Economies et créativité

Les explorateurs de Roddenberry doivent se poser sur des planètes inconnues chaque semaine, ce qui impliquerait de tourner des atterrissages de navettes dans des décors miniatures. Renonçant à ces scènes coûteuses, Roddenberry invente la téléportation. On se contentera de filmer les acteurs dans le décor de l'Entreprise, puis on les fera réapparaître au milieu du paysage fabriqué en studio, grâce à un mélange de fondu-enchaîné et d’incrustation qui remplira leurs silhouettes d’un poudroiement de paillettes étincelantes.

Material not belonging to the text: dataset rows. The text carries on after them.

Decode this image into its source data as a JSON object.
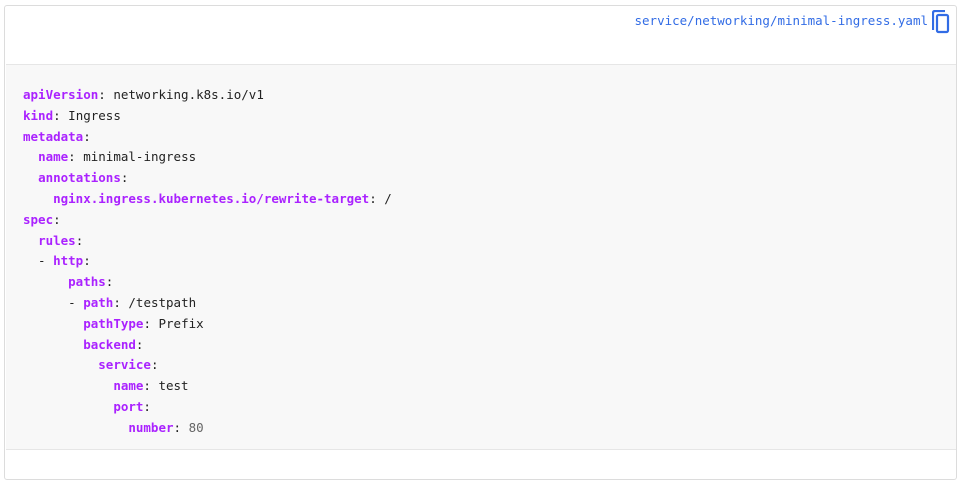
{
  "file": {
    "path": "service/networking/minimal-ingress.yaml",
    "copy_icon": "copy-icon"
  },
  "colors": {
    "key": "#aa22ff",
    "link": "#326ce5",
    "code_bg": "#f8f8f8",
    "number": "#666666"
  },
  "code": {
    "lines": [
      {
        "indent": "",
        "dash": "",
        "key": "apiVersion",
        "sep": ": ",
        "value": "networking.k8s.io/v1",
        "value_type": "text"
      },
      {
        "indent": "",
        "dash": "",
        "key": "kind",
        "sep": ": ",
        "value": "Ingress",
        "value_type": "text"
      },
      {
        "indent": "",
        "dash": "",
        "key": "metadata",
        "sep": ":",
        "value": "",
        "value_type": "text"
      },
      {
        "indent": "  ",
        "dash": "",
        "key": "name",
        "sep": ": ",
        "value": "minimal-ingress",
        "value_type": "text"
      },
      {
        "indent": "  ",
        "dash": "",
        "key": "annotations",
        "sep": ":",
        "value": "",
        "value_type": "text"
      },
      {
        "indent": "    ",
        "dash": "",
        "key": "nginx.ingress.kubernetes.io/rewrite-target",
        "sep": ": ",
        "value": "/",
        "value_type": "text"
      },
      {
        "indent": "",
        "dash": "",
        "key": "spec",
        "sep": ":",
        "value": "",
        "value_type": "text"
      },
      {
        "indent": "  ",
        "dash": "",
        "key": "rules",
        "sep": ":",
        "value": "",
        "value_type": "text"
      },
      {
        "indent": "  ",
        "dash": "- ",
        "key": "http",
        "sep": ":",
        "value": "",
        "value_type": "text"
      },
      {
        "indent": "      ",
        "dash": "",
        "key": "paths",
        "sep": ":",
        "value": "",
        "value_type": "text"
      },
      {
        "indent": "      ",
        "dash": "- ",
        "key": "path",
        "sep": ": ",
        "value": "/testpath",
        "value_type": "text"
      },
      {
        "indent": "        ",
        "dash": "",
        "key": "pathType",
        "sep": ": ",
        "value": "Prefix",
        "value_type": "text"
      },
      {
        "indent": "        ",
        "dash": "",
        "key": "backend",
        "sep": ":",
        "value": "",
        "value_type": "text"
      },
      {
        "indent": "          ",
        "dash": "",
        "key": "service",
        "sep": ":",
        "value": "",
        "value_type": "text"
      },
      {
        "indent": "            ",
        "dash": "",
        "key": "name",
        "sep": ": ",
        "value": "test",
        "value_type": "text"
      },
      {
        "indent": "            ",
        "dash": "",
        "key": "port",
        "sep": ":",
        "value": "",
        "value_type": "text"
      },
      {
        "indent": "              ",
        "dash": "",
        "key": "number",
        "sep": ": ",
        "value": "80",
        "value_type": "number"
      }
    ]
  }
}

D'autres effets spéciaux mémorables se préparent dans les loges des comédiens. John Chambers, expert en prothèses (il réalisera deux ans plus tard celles de la planète des singes), conçoit les oreilles en pointe de l'officier vulcain Spock, qui seront tirées en mousse de latex et collées chaque matin à l’aube par le maquilleur Fred Phillips. L’acteur Leonard Nimoy a rasé la moitié extérieure de ses sourcils car Phillips doit les prolonger avec des postiches relevés pour donner à Spock l'air diabolique voulu par Roddenberry. Le capitaine de l'entreprise, Pike, est interprété par Jeffrey Hunter. Dans le pilote, il est enlevé par des extraterrestres qui collectionnent les êtres de lointaines planètes et les gardent dans une sorte de Zoo privé. NBC apprécie le pilote, mais juge l’intrigue "trop intellectuelle" et le look de Spock inacceptable : le vulcain doit disparaître ! Faisant preuve d’un bonne dose de culot, Roddenberry s’oppose à son commanditaire. Il refuse catégoriquement de zapper Spock. Au cours d’une réunion orageuse, il affirme même que le Vulcain deviendra l'un des personnages les plus populaires de la série. La suite des événements lui donnera amplement raison. Ébranlée par l’aplomb de Roddenberry, la chaîne se laisse convaincre et commande un second pilote pour donner à l’auteur-producteur l’opportunité de peaufiner les détails de l’univers de Star Trek. Après Jeffrey Hunter, retenu par d'autres projets, c'est le canadien William Shatner qui devient le capitaine de l’ Entreprise. Kirk fait ainsi son apparition dans le second pilote, intitulé Where no man has gone before (Où l'homme dépasse l'homme). Cette fois-ci, le cocktail d’action et d’anticipation est accepté par NBC, et la production de la série commence aussitôt.



Les débuts de la série

Le premier épisode - The Man Trap - est diffusé sur les ondes le 8 septembre 1966. Les scénaristes tirent le meilleur parti du trio formé par l’audacieux Capitaine Kirk, l’imperturbable Mr Spock et le chaleureux Docteur Mc Coy (DeForest Kelley). Quelles que soient les situations auxquelles ils sont confrontés, les réactions opposées de ces trois personnages vont générer de savoureux conflits. Loyaux, pacifiques, humanistes, Kirk, Spock et Mc Coy partent à la rencontre de civilisations inconnues avec le désir de les comprendre. Un message d'autant plus sympathique que les USA sortent alors à peine de la guerre froide. Au sein de l’équipage, on découvre l’Africaine Uhura (Nichelle Nicols) chargée des communications, le lieutenant Japonais Sulu (George Takei) , expert en navigation, et l’ingénieur écossais Scotty (James Dohan), capable de réparer le vaisseau avec une clé à molette, un fer à souder et deux bouts de ruban adhésif. « C’est un scandale ! », clame alors le très officiel journal soviétique La Pravda, « Pourquoi n’y a t’il aucun russe au sein de l’équipage ?! » Le lieutenant Pavel Tchekov (Walter Koening) est téléporté à bord à partir de la seconde saison pour réparer cet oubli.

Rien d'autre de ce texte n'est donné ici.